No matter how many times in your life you’ve professed, “new year, new me,” there are parts of your personality that do tend to stay the same from childhood, for better or worse. This is the idea behind attachment styles, a theory developed by British psychoanalyst John Bowlby in the 20th century. Bowlby theorized that an infant’s access (and perceived) access to a parental figure results in how safe and protected they feel. There are four different attachment styles, and each can shed a light on how a person may act and feel in their relationships later in life. It’s no surprise why many have turned to this theory to better understand why people act the way that they do in their romantic relationships.

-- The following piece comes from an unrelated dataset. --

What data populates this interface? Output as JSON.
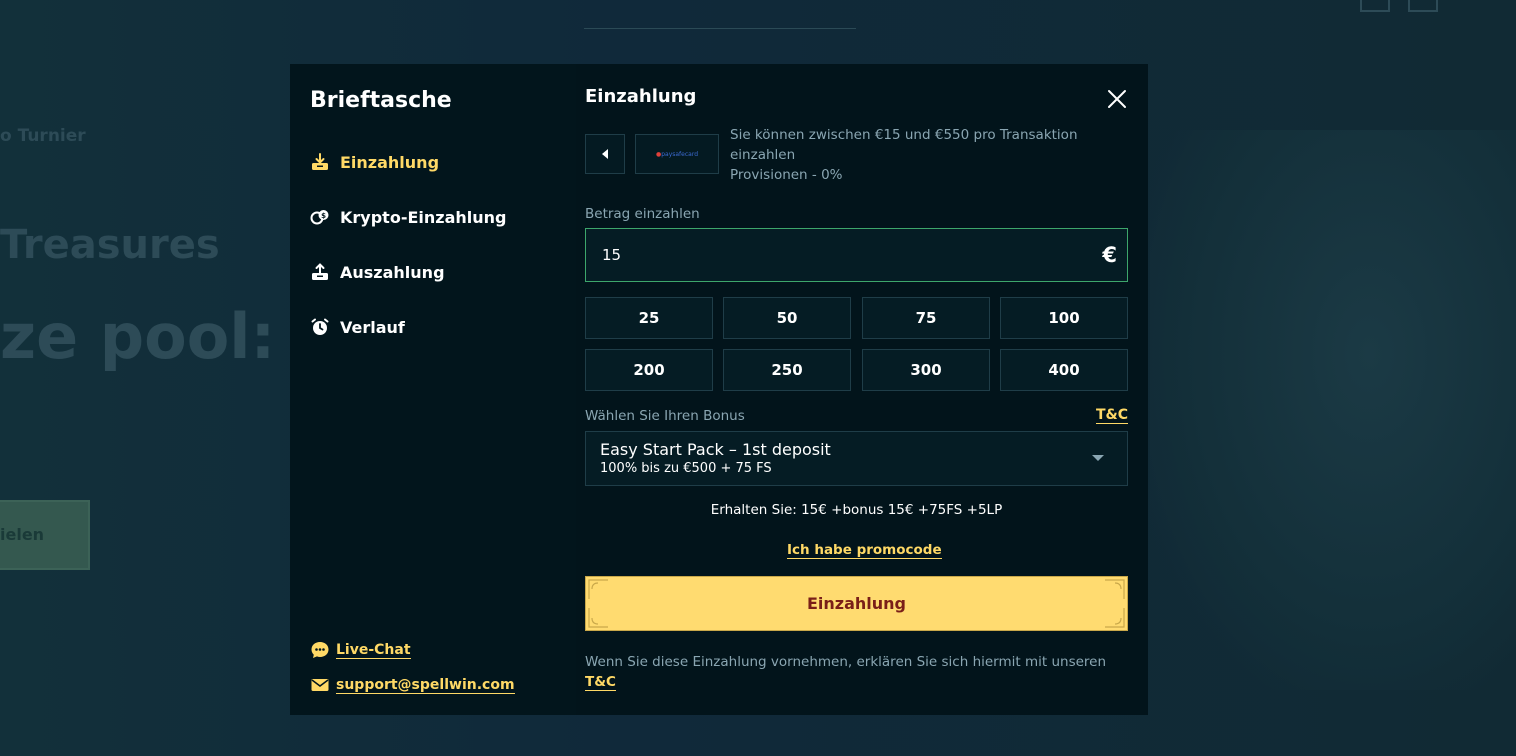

University of Denver researchers Cindy Hazan and Phillip Shaver were the first to study how attachment styles may come into play with romantic relationships, publishing their findings in 1987. They posited that Bowlby’s original theory could help people to better understand what kinds of actions are beneficial or harmful in a relationship: “Attachment theory not only provides [a conceptual] framework, but it also explains how both healthy and unhealthy forms of love originate as reasonable adaptations to specific social circumstances.”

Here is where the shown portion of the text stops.